Only if the user is asking about the total number of all vets,
answer that there are a lot and ask for some additional criteria.
For owners, pets or visits - answer the correct data.
The final step is to call the similaritySearch
method. We then map the getContent()
of each returned result, as this contains the actual Vet JSONs rather than the embedded data.
From here, it's business as usual. The LLM completes the function call, retrieves the results, and determines how best to display the data in the chat.
Let’s see it in action:
It looks like our system text is functioning as expected, preventing any overload. Now, let’s try providing some specific criteria:
The data returned from the LLM is exactly what we expect. Let’s try a broader question:
The LLM successfully identified at least 20 vets specializing in cardiology, adhering to our defined upper limit of topK (20). However, if there’s any uncertainty about the results, the LLM notes that there may be additional vets available, as specified in our system text.

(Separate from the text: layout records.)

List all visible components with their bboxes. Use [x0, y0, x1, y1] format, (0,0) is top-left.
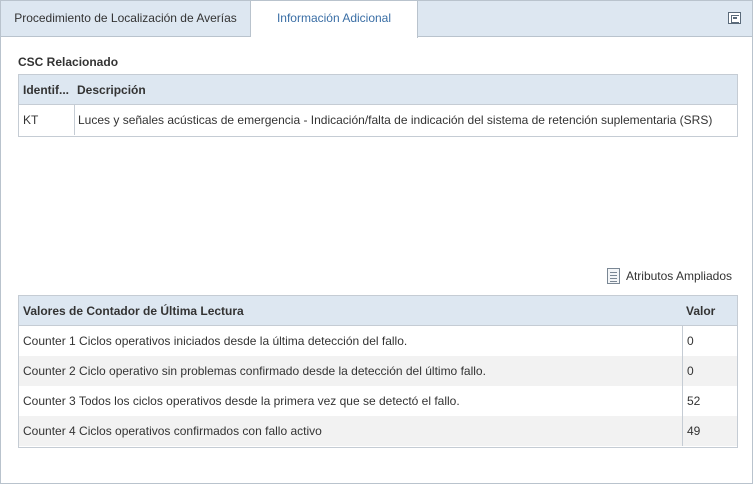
- table-row[interactable]: Counter 2 Ciclo operativo sin problemas …: [19, 356, 737, 386]
- table-row[interactable]: Counter 4 Ciclos operativos confirmados …: [19, 416, 737, 446]
- column-header-identifier[interactable]: Identif...: [19, 75, 74, 104]
- table-row[interactable]: KT Luces y señales acústicas de emergenc…: [19, 105, 737, 135]
- counter-value-cell: 52: [682, 386, 737, 416]
- column-header-description[interactable]: Descripción: [74, 75, 737, 104]
- counter-name-cell: Counter 2 Ciclo operativo sin problemas …: [23, 364, 486, 378]
- tab-troubleshooting-procedure[interactable]: Procedimiento de Localización de Averías: [1, 1, 251, 37]
- document-icon: [606, 268, 620, 284]
- csc-table-header: Identif... Descripción: [19, 75, 737, 105]
- collapse-panel-icon[interactable]: [728, 12, 741, 24]
- extended-attributes-link[interactable]: Atributos Ampliados: [606, 267, 732, 285]
- column-header-counter[interactable]: Valores de Contador de Última Lectura: [19, 296, 682, 325]
- extended-attributes-label: Atributos Ampliados: [625, 269, 732, 283]
- tab-bar: Procedimiento de Localización de Averías…: [1, 1, 752, 38]
- panel-frame: Procedimiento de Localización de Averías…: [0, 0, 753, 484]
- tab-additional-information[interactable]: Información Adicional: [251, 1, 418, 38]
- csc-section-title: CSC Relacionado: [18, 55, 119, 69]
- counter-name-cell: Counter 1 Ciclos operativos iniciados de…: [23, 334, 408, 348]
- table-row[interactable]: Counter 3 Todos los ciclos operativos de…: [19, 386, 737, 416]
- counters-table-header: Valores de Contador de Última Lectura Va…: [19, 296, 737, 326]
- csc-description-cell: Luces y señales acústicas de emergencia …: [74, 105, 737, 135]
- counter-value-cell: 0: [682, 356, 737, 386]
- csc-table: Identif... Descripción KT Luces y señale…: [18, 74, 738, 137]
- csc-identifier-cell: KT: [23, 113, 39, 127]
- counter-name-cell: Counter 4 Ciclos operativos confirmados …: [23, 424, 322, 438]
- counter-value-cell: 0: [682, 326, 737, 356]
- counter-name-cell: Counter 3 Todos los ciclos operativos de…: [23, 394, 460, 408]
- counters-table: Valores de Contador de Última Lectura Va…: [18, 295, 738, 448]
- counter-value-cell: 49: [682, 416, 737, 446]
- table-row[interactable]: Counter 1 Ciclos operativos iniciados de…: [19, 326, 737, 356]
- column-header-value[interactable]: Valor: [682, 296, 737, 325]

Implementing the chatbot UI involves working with Thymeleaf, JavaScript, CSS, and the SCSS preprocessor.
After reviewing the code, I decided to place the chatbot in a location accessible from any tab, making layout.html
the ideal choice.
During discussions about the PR with Dr. Dave Syer, I realized that I shouldn't modify petclinic.css
directly, as Spring Petclinic utilizes an SCSS preprocessor to generate the CSS file.
I'll admit—I’m primarily a backend Spring developer with a career focused on Spring, cloud architecture, Kubernetes, and Cloud Foundry. While I have some experience with Angular, I’m not an expert in frontend development. I could probably come up with something, but it likely wouldn’t look polished.
Fortunately, I had a great partner for pair programming—ChatGPT. If you're interested in how I developed the UI code, you can check out this ChatGPT session. It’s remarkable how much you can learn from collaborating with large language models on coding exercises. Just remember to thoroughly review the suggestions instead of blindly copy-pasting them.
After experimenting with Spring AI for a few months, I’ve come to deeply appreciate the thought and effort behind this project. Spring AI is truly unique because it allows developers to explore the world of AI without needing to train hundreds of team members in a new language like Python. More importantly, this experience highlights an even greater advantage: your AI code can coexist in the same codebase as your existing business logic. You can easily enhance a legacy codebase with AI capabilities using just a few additional classes. The ability to avoid rebuilding all your data from scratch in a new AI-specific application significantly boosts productivity. Even simple features like automatic code completion for your existing JPA entities in the IDE make a tremendous difference.
Spring AI has the potential to significantly enhance Spring-based applications by simplifying the integration of AI capabilities. It empowers developers to leverage machine learning models and AI-powered services without needing deep expertise in data science. By abstracting complex AI operations and embedding them directly into familiar Spring frameworks, developers can focus on rapidly building intelligent, data-driven features. This seamless fusion of AI and Spring fosters an environment where innovation is not hindered by technical barriers, creating new opportunities for developing smarter, more adaptive applications.